Seeking Alpha Article22 Dec 2024 10:25
Interesting extract taken from the Seeking Alpha article dated 29 October 2024.
Undervaluation, Solid Financials, Fat Dividend and Buybacks
ITV currently trades at a very low PE in comparison with the company's history. The PE ratio is now around 7. while in 2015, this number reached over 22. Referring back to the intro of this article, there is a difference between night and day in how the market values the EU broadcasters. Investors needed to pay three times as much for the shares in 2015. How can it be explained that broadcasters are so cheap now? Sure, broadcasting is no rapidly growing industry anymore, it's a "cash cow" industry. But still, serious amounts of cash come in every year, allowing payment of a 6.5% dividend with the intent to grow this going forward. In addition, looking at ITV specifically, it wants to buy back 235M GBP worth of stock, which is nearly 8% of the entire market cap at today's share prices. If both ITV Studios and M & E have a good year in 2025, which would mean that content distribution is back to normal and advertising revenue shows a small growth, the EPS will, according to my estimate, easily reach 12 - 15p in 2025, while it was 7.8p in 2023. If that happened, the PE ratio would at current share prices drop to 5.5, which is absolutely rock bottom, priced for a major recession. Based on that, the conclusion is that ITV is undervalued now, as are some other EU broadcasters.

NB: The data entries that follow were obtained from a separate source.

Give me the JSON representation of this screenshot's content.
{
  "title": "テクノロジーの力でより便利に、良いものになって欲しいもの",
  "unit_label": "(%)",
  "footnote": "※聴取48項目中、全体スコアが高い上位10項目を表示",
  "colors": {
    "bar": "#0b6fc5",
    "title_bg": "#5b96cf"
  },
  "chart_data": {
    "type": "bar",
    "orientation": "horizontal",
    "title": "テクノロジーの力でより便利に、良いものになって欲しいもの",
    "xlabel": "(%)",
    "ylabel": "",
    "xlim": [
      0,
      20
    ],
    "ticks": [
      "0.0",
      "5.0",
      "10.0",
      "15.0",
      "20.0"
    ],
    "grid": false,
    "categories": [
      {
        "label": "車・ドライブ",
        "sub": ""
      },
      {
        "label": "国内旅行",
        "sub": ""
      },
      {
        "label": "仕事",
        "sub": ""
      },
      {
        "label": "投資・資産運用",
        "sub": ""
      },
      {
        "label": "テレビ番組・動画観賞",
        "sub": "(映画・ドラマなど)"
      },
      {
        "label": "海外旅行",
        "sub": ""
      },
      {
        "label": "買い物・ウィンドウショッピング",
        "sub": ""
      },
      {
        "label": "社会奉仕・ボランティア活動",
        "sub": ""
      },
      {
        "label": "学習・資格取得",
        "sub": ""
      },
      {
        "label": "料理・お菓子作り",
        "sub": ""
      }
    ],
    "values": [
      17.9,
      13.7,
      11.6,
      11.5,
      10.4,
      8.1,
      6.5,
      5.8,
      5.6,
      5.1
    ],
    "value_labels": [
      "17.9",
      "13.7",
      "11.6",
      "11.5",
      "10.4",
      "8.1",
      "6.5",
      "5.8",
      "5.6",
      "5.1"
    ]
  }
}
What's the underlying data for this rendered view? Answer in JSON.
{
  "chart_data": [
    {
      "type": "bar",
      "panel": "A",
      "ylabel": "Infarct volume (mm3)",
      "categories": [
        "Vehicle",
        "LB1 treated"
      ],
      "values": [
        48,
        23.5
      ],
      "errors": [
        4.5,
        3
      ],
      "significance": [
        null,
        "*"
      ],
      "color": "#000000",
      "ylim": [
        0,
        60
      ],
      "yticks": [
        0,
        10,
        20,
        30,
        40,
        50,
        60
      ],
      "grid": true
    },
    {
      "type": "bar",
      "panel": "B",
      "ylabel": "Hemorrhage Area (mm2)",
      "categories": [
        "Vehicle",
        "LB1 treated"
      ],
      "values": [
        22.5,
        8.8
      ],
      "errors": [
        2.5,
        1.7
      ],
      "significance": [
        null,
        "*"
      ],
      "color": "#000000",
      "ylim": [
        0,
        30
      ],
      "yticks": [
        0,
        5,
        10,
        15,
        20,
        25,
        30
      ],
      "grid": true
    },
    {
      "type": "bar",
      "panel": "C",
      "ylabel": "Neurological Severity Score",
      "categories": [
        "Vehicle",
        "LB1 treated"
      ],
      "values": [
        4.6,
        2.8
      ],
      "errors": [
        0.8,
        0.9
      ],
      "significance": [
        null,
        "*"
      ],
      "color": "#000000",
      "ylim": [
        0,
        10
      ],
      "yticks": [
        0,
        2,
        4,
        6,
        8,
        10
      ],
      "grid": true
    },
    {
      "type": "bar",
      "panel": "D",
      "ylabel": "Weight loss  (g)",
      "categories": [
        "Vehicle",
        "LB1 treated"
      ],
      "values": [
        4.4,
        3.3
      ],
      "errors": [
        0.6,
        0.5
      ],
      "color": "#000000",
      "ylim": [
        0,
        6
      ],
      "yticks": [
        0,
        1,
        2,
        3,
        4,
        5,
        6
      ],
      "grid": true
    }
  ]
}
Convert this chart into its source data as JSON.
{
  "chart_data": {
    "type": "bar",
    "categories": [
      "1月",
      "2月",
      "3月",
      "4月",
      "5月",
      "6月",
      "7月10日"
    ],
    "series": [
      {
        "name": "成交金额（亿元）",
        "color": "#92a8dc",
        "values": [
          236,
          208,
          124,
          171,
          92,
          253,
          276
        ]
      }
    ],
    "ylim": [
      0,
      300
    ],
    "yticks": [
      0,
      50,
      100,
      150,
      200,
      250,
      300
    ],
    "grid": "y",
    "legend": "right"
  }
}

Two final remarks remain regarding the financial position of ITV. First, debt is of no concern, with a total size of just over half a billion GBP and a nicely spread out range of maturities until after 2030. The second one is that ITV is actively working on cost reductions, improvements of EBITA (ITV reports on this, not EBITDA), and the bottom line. As said, ITV aims for a 5p dividend in 2024, like in 2023, with the intent to grow this going forward.